Suppose 20% of babies are born early, 50% are born on time, and 30% are born late. A nurse uses a random-number table to find the experimental probability that of 5 births , at least 1 baby will be born early. The digits 0 and 1 represents babies born early. The digits 2, 3, 4, 5, and 6 represent babies born on time. The digits 7, 8, 9 represent babie s born late.

Question

23059 - 78234 - 01785 - 12359 - 26789
14568 - 24579 - 13579 - 01239 - 24589
03489 - 12456 - 01458 - 23567 - 01238
01235 - 34567 - 23478 - 12546 - 23589

Find the experimental probability that of 5  babies born, at least 1 will be born early. 
(1 point)

A 1/5
B 2/5
C 3/5
D 4/5

oobleck · Answer

so add up the points for success, and divide by the total # points

do kyungsoo · Answer

@oobleck What??

. · Answer

10. Suppose 20% of babies born are born early, 50% are born on time, and 30% are born late. A nurse uses a random-numbertable to find the experimental probability that of 5 births, at least 1 baby will be born early. The digits O and 1 represent babies born early. The digits 2, 3, 4, 5, and 6 represent babies born on time. The digits 7, 8, and 9 represent babies born late.

Bot · Answer

To find the experimental probability that at least 1 baby will be born early, we need to find the probability that none of the 5 babies are born early, and then subtract that from 1.

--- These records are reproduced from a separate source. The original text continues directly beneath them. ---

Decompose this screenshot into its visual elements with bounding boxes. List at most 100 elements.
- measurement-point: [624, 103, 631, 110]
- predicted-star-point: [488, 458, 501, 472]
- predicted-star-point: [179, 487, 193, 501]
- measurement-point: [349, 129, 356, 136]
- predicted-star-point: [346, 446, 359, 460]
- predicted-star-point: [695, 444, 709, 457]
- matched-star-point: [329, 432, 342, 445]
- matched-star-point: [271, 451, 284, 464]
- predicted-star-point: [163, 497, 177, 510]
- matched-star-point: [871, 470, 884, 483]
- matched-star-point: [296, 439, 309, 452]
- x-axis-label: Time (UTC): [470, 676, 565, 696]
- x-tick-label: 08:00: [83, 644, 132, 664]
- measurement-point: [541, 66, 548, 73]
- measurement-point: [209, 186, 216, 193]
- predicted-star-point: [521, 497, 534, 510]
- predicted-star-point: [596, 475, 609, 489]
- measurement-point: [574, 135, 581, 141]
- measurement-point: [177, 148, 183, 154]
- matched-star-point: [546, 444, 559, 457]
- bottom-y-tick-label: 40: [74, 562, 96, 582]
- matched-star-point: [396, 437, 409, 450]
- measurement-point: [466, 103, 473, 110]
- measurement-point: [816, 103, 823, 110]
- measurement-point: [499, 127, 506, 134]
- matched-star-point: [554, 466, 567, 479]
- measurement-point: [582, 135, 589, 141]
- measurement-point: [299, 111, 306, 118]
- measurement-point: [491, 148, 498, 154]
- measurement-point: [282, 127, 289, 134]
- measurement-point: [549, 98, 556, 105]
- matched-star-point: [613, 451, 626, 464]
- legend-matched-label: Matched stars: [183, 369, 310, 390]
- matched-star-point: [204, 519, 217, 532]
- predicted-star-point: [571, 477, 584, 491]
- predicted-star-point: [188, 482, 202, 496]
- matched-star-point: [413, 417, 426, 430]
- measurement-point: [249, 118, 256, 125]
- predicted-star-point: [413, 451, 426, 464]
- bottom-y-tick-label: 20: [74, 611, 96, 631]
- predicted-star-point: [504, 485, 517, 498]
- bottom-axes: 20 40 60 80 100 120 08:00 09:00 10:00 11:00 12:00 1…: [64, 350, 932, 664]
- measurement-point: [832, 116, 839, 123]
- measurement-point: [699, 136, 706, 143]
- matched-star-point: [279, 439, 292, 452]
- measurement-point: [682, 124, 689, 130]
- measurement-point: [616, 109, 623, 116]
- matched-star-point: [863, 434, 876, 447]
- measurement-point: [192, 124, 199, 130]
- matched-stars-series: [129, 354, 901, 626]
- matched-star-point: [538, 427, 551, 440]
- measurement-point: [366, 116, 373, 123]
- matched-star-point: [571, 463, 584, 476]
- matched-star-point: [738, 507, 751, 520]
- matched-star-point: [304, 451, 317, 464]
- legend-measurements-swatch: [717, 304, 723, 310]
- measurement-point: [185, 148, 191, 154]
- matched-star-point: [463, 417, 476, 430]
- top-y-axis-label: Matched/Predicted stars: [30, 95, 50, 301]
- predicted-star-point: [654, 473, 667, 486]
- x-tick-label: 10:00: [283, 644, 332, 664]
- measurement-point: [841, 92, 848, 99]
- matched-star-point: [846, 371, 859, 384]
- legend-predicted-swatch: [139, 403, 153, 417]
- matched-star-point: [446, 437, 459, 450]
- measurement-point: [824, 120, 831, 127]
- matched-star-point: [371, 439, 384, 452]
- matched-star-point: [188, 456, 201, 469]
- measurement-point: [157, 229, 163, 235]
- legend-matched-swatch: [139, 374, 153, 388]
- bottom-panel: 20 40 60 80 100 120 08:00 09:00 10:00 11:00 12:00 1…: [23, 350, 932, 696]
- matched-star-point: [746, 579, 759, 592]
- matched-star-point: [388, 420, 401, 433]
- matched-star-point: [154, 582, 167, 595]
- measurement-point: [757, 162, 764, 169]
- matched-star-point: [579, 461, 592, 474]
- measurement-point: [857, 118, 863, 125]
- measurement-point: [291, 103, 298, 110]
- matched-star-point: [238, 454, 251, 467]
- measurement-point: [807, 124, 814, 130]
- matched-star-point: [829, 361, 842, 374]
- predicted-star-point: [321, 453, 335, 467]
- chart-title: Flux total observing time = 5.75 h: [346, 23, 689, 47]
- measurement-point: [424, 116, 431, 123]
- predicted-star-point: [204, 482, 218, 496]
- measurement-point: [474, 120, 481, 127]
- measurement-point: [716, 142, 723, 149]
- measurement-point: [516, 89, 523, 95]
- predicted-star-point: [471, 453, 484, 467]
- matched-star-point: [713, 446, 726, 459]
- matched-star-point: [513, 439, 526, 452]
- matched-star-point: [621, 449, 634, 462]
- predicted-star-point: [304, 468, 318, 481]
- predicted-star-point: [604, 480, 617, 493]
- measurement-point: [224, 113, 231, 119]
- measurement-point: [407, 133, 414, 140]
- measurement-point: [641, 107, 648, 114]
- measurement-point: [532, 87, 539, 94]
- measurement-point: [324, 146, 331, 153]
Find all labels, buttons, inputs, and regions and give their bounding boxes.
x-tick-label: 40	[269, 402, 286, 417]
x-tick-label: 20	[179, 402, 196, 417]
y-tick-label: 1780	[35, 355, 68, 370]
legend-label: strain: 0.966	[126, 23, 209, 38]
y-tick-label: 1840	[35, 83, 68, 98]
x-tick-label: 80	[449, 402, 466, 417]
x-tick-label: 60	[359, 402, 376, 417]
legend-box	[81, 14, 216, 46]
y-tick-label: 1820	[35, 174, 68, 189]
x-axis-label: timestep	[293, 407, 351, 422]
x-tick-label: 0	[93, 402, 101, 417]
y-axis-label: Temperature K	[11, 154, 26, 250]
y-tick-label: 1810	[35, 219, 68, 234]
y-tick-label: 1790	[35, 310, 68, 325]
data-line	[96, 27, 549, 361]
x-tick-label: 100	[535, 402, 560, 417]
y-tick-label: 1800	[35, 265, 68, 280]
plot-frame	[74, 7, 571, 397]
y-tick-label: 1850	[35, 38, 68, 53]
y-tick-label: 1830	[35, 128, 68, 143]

The probability that a baby is not born early is 80%, or 0.8. So the probability that none of the 5 babies are born early is:

0.8 * 0.8 * 0.8 * 0.8 * 0.8 = 0.32768

To find the probability that at least 1 baby will be born early, we subtract this from 1:

1 - 0.32768 = 0.67232

So the experimental probability that of 5 births, at least 1 baby will be born early, is about 0.672 or 67.2%.